The next step is a bit more involved. While we could compute each $$y_t$$ independently using only the previous noise terms $$\epsilon$$, this calculation would be $$O(N^2)$$ and a bit awkward. A more intuitive approach might be to sweep a pointer over the $$\epsilon$$ array and our (to-be-populated) $$y$$ array, using pointer/index arithmetic to select the appropriate previous terms for our calculation of each $$y_t$$.

This simple diagram shows how we can slide a function $$f$$ with fixed coefficients a over our previously generated $$y$$ and iid $$\epsilon$$.

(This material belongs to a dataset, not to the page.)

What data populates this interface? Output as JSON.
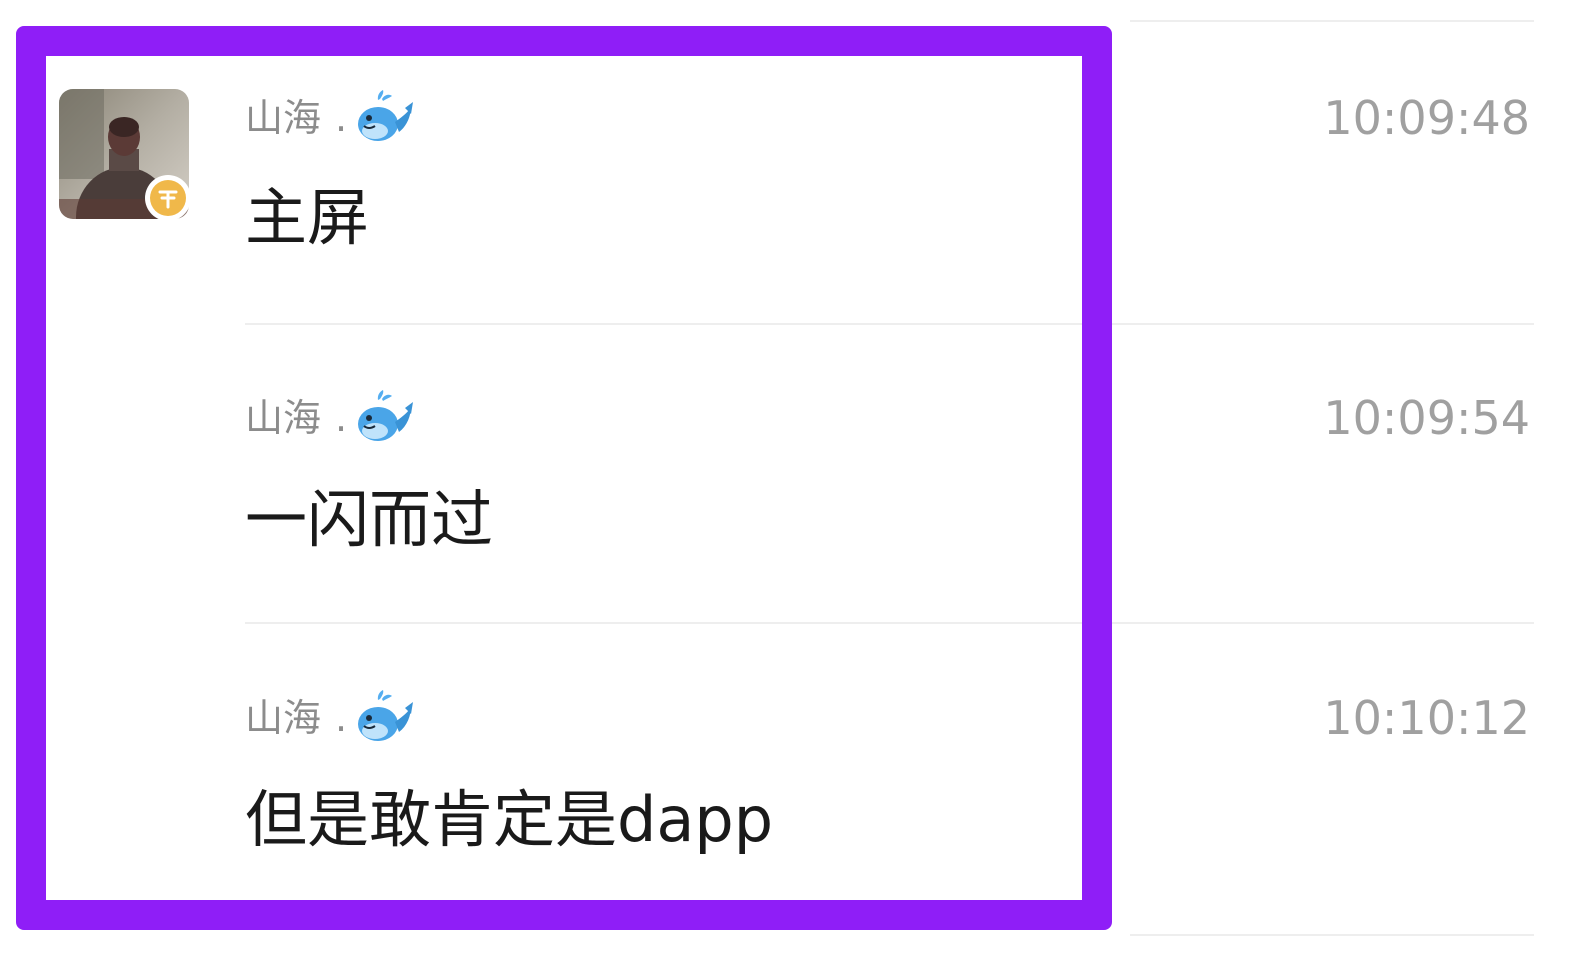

An unfortunate aspect of this design is that it is mixes inputs and outputs in a way that could easily lead to programming errors. Also, the pointer arithmetic trick couples us to this *exact* problem and somewhat obscures what we’re really doing: threading the dynamic evolution of some *state* (here, the trailing window) through the course of our data-generating process. To make the latter point more concrete, consider the bookkeeping complexity that would be entailed by the extension of this approach to models with a richer notion of state, such as an ARIMA model or an Infinite Hidden Markov Model.

This motivates an alternative implementation which *explicitly* models the evolution of some *state* as we generate our data.

**State-threading approach**

The idea here is that the AR(p) equation above tells us how to get a mapping from some *state* of type `S`

(window $$[y_{t-p},\ldots,y_{t-1}]$$) and an input type `I`

(noise $$\epsilon_t$$) to a new output of type `O`

(output $$y_t$$) and a new *state* of type `S`

(new window $$[y_{t-(p-1)},\ldots,y_t]$$). As a Scala type signature this would look something like `(S,I) => (S,O)`

.

The above diagram shows the simplest version of this idea, where $$g$$ is nearly identical to $$f$$, except with an additional output for the new state `S`

.

We can simplify this a bit via the concept of *partial application*. We note that $$ a $$ is fixed across all evaluations of our function, so we can fix that parameter to get $$g(y,\epsilon_t)$$, as shown in this diagram.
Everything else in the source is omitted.